In this document, we present key findings in structured matrix approximation theory, with applications to the regressive representation of dynamic financial processes. Initially, we explore a comprehensive approach involving generic nonlinear time delay embedding for time series data extracted from a financial or economic system under examination. Subsequently, we employ sparse least-squares and structured matrix approximation methods to discern approximate representations of the output coupling matrices.
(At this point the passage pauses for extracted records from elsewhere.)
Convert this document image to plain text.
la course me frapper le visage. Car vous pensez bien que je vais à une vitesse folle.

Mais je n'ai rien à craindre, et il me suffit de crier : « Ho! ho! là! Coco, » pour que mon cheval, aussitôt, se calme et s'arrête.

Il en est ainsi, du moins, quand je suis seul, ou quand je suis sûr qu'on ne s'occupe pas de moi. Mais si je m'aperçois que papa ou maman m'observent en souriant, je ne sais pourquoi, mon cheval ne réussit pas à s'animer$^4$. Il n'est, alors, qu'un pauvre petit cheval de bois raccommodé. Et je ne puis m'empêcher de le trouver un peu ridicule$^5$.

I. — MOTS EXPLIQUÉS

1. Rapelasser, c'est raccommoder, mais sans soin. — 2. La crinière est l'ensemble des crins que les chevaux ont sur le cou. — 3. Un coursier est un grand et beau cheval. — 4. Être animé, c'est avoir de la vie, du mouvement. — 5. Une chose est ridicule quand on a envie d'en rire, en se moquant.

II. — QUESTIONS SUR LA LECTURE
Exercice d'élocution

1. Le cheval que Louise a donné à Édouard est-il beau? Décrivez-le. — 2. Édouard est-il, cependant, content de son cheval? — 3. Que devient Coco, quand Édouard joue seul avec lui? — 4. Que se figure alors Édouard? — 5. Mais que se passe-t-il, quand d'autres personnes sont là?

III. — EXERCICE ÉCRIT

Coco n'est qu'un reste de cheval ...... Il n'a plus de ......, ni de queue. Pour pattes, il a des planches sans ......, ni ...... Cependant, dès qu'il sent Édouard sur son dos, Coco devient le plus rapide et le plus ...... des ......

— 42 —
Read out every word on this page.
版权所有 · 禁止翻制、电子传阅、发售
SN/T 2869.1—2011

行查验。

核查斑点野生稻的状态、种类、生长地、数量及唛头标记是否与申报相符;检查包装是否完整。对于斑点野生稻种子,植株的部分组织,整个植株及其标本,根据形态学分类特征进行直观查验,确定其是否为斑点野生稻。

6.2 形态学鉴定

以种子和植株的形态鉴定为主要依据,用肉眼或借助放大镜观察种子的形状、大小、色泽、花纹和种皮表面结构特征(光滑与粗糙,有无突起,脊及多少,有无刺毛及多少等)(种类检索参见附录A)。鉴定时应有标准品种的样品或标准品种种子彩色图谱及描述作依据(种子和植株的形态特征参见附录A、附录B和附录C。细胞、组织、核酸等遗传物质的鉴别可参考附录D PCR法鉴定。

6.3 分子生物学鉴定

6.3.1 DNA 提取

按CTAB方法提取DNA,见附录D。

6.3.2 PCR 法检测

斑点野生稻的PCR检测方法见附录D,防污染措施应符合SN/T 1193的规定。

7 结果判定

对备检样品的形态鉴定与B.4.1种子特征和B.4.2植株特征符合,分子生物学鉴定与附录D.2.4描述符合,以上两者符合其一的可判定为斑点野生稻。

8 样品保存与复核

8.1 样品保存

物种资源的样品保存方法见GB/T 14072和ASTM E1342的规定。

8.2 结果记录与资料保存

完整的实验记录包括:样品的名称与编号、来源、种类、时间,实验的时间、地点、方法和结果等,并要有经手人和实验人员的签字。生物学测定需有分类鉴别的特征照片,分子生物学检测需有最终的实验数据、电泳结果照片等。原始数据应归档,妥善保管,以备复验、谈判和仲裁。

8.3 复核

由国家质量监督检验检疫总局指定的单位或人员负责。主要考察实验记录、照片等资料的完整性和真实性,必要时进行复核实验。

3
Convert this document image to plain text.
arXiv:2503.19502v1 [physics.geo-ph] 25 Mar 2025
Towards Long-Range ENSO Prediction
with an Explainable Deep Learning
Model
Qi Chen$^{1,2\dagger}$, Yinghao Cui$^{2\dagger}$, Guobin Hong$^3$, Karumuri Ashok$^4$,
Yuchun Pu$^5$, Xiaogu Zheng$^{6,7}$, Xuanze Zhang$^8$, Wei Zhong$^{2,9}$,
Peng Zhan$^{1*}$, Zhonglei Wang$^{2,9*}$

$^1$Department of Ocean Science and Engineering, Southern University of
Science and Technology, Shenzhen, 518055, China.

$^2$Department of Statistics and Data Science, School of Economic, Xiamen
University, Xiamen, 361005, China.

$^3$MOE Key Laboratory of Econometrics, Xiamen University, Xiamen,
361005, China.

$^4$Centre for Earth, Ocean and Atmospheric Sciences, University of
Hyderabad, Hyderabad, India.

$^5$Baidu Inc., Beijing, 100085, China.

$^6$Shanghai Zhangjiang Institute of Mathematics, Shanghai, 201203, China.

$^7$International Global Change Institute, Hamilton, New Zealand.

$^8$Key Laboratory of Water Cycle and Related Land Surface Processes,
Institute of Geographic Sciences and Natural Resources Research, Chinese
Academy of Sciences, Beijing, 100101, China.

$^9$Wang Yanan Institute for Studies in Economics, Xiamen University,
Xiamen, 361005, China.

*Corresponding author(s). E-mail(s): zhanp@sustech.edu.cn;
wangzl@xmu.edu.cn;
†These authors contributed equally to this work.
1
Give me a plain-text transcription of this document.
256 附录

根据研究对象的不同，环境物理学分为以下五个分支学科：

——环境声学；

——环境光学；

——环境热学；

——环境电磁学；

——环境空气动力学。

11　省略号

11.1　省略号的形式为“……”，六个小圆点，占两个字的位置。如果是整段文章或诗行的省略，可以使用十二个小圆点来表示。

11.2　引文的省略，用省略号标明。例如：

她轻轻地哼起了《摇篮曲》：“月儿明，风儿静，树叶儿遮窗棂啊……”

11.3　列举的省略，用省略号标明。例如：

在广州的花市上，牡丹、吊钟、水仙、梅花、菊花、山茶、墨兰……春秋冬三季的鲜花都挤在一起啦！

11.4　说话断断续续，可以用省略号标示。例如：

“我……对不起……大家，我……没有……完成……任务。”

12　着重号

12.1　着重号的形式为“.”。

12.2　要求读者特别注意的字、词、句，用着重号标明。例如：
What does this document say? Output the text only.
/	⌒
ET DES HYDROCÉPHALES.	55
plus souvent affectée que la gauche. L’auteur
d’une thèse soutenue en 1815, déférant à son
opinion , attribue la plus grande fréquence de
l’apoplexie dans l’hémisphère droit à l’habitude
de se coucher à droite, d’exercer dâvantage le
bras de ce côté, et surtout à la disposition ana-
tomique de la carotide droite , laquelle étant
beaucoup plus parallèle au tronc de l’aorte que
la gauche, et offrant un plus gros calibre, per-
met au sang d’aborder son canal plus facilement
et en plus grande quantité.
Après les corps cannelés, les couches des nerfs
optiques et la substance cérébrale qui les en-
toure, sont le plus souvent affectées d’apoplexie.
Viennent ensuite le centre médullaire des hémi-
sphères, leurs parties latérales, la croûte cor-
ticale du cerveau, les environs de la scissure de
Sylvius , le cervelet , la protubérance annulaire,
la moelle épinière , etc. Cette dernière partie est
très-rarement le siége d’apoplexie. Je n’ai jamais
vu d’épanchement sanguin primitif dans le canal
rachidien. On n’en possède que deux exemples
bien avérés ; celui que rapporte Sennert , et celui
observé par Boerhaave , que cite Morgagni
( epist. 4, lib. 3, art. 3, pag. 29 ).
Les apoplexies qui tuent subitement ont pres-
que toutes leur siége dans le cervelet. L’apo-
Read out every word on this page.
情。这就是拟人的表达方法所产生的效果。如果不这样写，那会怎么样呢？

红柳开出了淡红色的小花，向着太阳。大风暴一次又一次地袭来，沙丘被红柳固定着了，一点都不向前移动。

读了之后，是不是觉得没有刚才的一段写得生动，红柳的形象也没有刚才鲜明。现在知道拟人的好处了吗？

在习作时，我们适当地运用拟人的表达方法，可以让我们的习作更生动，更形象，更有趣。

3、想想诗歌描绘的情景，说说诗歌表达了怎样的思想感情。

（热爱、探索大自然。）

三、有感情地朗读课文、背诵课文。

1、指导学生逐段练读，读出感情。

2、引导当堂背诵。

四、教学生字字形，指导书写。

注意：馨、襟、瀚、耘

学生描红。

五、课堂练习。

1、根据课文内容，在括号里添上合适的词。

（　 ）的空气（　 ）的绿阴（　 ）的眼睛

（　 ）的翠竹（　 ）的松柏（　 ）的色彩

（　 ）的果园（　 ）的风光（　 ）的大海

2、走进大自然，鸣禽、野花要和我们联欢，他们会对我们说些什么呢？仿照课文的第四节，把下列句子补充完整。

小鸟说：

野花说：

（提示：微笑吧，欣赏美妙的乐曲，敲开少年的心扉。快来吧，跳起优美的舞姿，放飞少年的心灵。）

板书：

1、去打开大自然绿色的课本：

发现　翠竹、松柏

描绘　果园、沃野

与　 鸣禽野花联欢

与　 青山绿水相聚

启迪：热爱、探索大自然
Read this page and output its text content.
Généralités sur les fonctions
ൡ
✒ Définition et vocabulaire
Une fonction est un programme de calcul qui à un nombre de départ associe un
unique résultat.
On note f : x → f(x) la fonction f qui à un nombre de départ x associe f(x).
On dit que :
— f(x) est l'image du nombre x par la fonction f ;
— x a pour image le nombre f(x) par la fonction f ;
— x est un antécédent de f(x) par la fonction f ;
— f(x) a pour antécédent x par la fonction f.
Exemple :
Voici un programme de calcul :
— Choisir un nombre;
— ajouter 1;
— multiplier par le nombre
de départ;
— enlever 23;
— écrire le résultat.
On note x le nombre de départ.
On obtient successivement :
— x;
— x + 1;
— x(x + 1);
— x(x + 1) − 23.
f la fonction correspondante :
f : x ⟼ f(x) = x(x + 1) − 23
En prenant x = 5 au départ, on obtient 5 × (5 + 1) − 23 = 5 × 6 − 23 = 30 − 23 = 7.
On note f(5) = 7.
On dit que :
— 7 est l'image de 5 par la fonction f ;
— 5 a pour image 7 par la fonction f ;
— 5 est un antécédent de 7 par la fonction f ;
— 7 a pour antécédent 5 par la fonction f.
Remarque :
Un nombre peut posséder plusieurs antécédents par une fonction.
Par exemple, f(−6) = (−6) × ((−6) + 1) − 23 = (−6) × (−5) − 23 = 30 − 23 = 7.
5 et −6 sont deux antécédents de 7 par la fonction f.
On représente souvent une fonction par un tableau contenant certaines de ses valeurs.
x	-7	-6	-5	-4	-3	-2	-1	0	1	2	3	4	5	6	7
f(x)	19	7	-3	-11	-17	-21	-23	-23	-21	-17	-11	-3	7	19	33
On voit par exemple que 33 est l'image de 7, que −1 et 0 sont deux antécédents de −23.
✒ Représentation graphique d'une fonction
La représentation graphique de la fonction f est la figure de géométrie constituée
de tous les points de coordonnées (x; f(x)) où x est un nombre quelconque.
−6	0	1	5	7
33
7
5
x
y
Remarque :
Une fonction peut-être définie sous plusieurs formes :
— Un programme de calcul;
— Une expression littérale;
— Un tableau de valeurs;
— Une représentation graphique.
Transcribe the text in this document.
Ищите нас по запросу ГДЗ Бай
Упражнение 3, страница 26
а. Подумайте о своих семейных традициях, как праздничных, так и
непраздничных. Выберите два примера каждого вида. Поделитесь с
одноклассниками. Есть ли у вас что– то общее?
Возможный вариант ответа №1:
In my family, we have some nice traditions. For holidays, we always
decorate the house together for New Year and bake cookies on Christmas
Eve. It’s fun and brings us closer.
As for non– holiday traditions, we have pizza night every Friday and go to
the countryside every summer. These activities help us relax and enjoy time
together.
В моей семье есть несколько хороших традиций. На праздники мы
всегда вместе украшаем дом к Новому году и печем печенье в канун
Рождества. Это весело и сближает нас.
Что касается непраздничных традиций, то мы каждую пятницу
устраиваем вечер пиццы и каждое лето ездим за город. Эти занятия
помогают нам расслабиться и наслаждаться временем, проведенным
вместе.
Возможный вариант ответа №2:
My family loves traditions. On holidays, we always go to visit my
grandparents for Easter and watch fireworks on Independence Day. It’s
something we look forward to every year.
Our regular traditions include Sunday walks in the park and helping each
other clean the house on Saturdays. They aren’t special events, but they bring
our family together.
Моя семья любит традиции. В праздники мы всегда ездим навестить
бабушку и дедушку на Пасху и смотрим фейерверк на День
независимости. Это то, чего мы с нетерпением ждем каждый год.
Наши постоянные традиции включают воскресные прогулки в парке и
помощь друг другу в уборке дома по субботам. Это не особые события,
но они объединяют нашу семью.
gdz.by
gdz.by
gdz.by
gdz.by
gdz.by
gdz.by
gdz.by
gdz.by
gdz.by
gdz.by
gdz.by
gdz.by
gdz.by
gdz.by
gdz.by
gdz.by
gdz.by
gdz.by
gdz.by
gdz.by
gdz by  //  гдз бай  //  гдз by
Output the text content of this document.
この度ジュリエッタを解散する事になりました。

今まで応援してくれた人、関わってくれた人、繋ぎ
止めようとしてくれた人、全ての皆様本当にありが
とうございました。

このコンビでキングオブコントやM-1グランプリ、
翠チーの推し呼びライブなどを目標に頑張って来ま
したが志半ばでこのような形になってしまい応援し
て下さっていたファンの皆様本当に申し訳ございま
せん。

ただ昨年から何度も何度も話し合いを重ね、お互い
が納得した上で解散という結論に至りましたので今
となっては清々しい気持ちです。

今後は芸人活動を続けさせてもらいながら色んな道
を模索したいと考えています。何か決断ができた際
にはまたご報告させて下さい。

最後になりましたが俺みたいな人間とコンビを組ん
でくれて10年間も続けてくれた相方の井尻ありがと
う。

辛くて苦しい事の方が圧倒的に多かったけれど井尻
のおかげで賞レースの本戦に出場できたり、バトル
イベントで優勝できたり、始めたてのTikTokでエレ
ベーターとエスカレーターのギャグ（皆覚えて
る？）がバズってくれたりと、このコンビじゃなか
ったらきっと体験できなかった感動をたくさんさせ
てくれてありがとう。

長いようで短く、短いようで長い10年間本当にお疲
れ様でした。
These representations play a pivotal role in establishing the regressive models corresponding to the recursive structures inherent in a given financial system. The document further introduces prototypical algorithms that leverage the aforementioned techniques. These algorithms are demonstrated through applications in approximate identification and predictive simulation of dynamic financial and economic processes, encompassing scenarios that may or may not exhibit chaotic behavior.

翻译：本文介绍了结构矩阵逼近理论的关键发现及其在动态金融过程回归表示中的应用。首先，我们探索了一种综合方法，涉及对所研究的金融或经济系统提取的时间序列数据进行通用非线性时延嵌入。随后，我们采用稀疏最小二乘法和结构矩阵逼近方法，来辨识输出耦合矩阵的近似表示。这些表示在建立与给定金融系统内在递归结构相对应的回归模型中起着关键作用。本文进一步介绍了利用上述技术的原型算法。这些算法通过应用于动态金融和经济过程的近似辨识与预测模拟（包括可能呈现混沌行为的情景）进行了展示。